As the exercise drew to a close, U.S. Army 1st Sgt. Tim Farrow, a flight paramedic with the Vermont Army National Guard and the noncommissioned officer in charge of the MEDREX, learned that a local Senegalese man working at the gas station near the team’s hotel had been living with severe pain because he could not afford dental treatment. Farrow coordinated care between the patient, the Senegalese military hospital, and Austrian dental personnel participating in the exercise, who provided treatment pro bono.
Farrow said interactions like that extended the mission's impact beyond the hospital walls and strengthened relationships within the local community.
“Those are the things that we hope will go back to the citizens in the neighborhoods of Ziguinchor and greater Senegal and bolster the rapport that our nations will be maintaining in years to come,” Farrow said.
“I am just so incredibly proud of what this MEDREX team has done,” Farrow said. “Our U.S. forces, our Austrian partners and our Italian partners are all such caring, compassionate and giving people. They brought every last ounce of themselves to the table for everybody we worked with, and I could not be prouder of what they’ve done.”
U.S. Army Col.
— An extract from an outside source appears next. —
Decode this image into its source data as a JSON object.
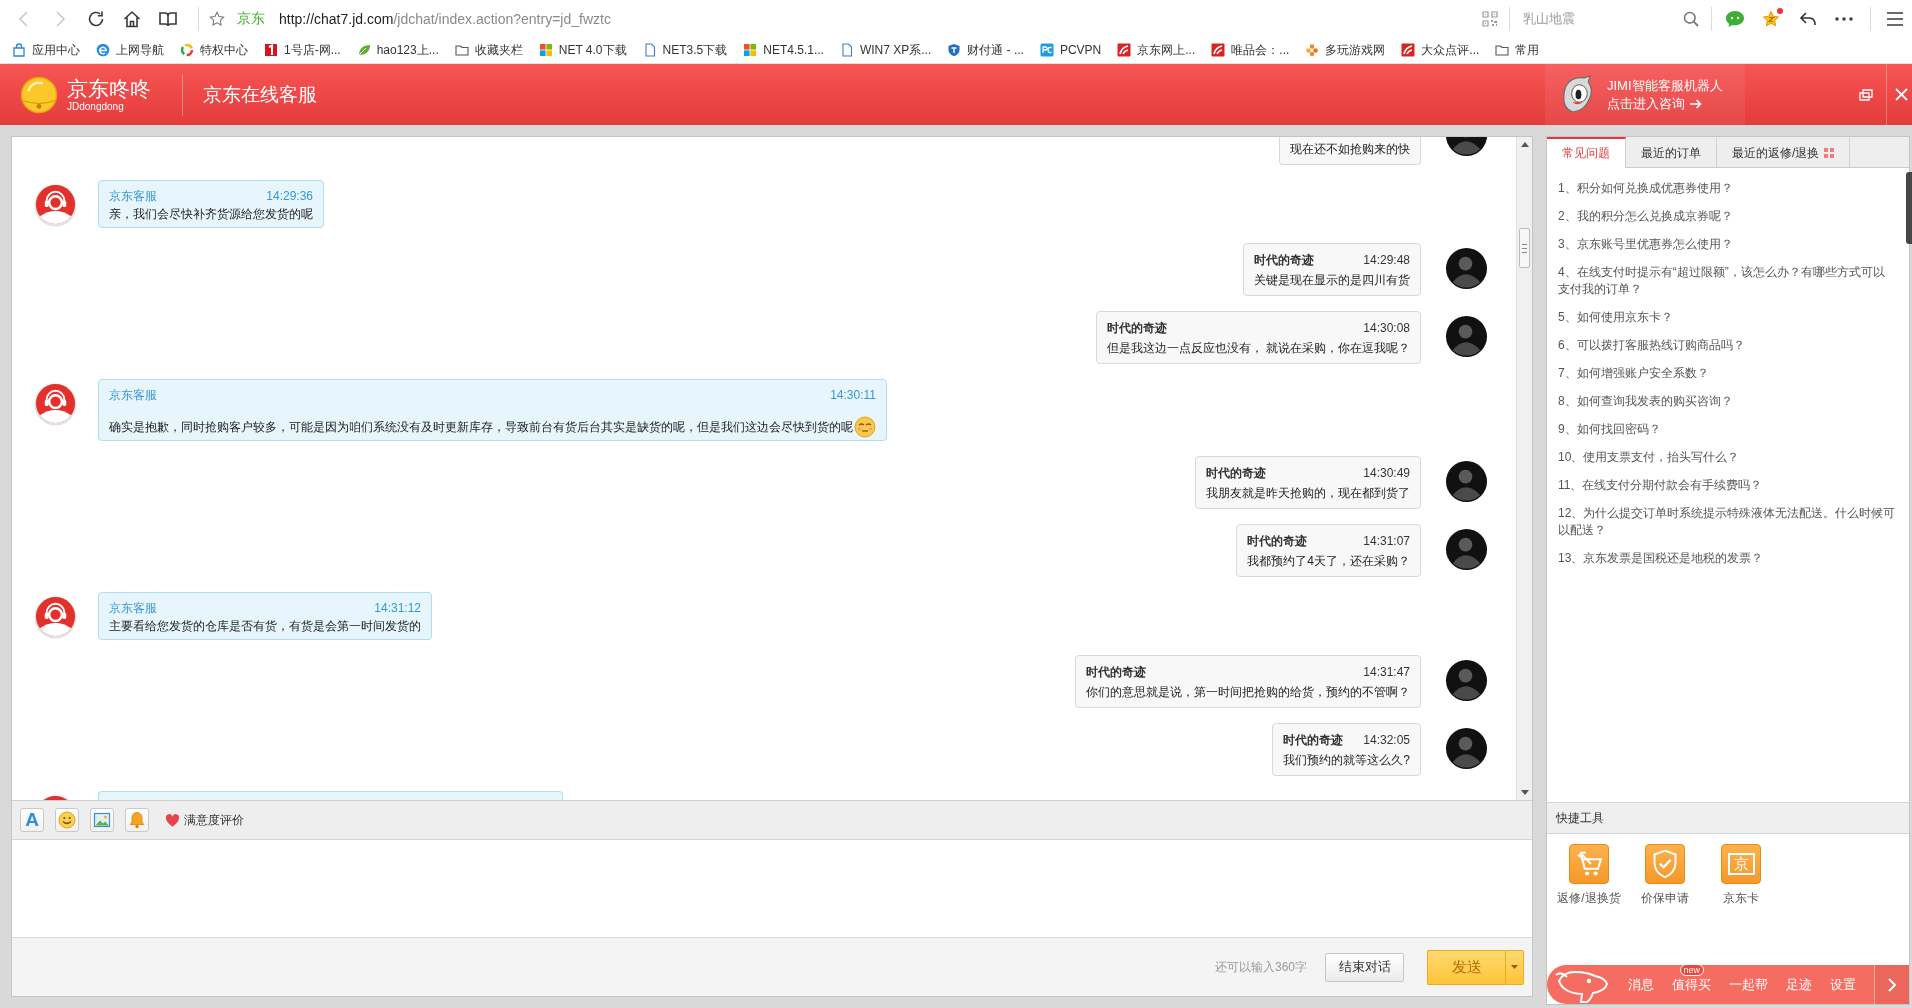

Christopher Gookin, commander of the Vermont National Guard Medical Readiness Detachment, said the mission strengthened readiness while allowing medical teams to work directly with Senegalese partners in clinical environments.
“That’s the greatest strength of these Medical Readiness Exercise missions — not just what is provided, but what is gained through partnership,” Gookin said.
Conducted during African Lion 2026, or AL26, the MEDREX highlighted the Vermont National Guard’s State Partnership Program relationships with Senegal and Austria, bringing partner forces together in Senegal for multinational medical training while allowing medical personnel from the United States, Senegal, Austria and Italy to strengthen multinational readiness capabilities and exchange medical knowledge in resource-constrained environments.
AL26 is U.S. Africa Command's largest annual joint exercise, designed to strengthen the collective security capabilities of the U.S., African nations, and global allies. Co-led by U.S. Army Southern European Task Force, Africa (SETAF-AF) from April 20 to May 8, 2026, and hosted in Ghana, Morocco, Senegal and Tunisia, AL26 involved over 5,600 personnel from more than 40 nations, using innovation to drive partner-led regional security.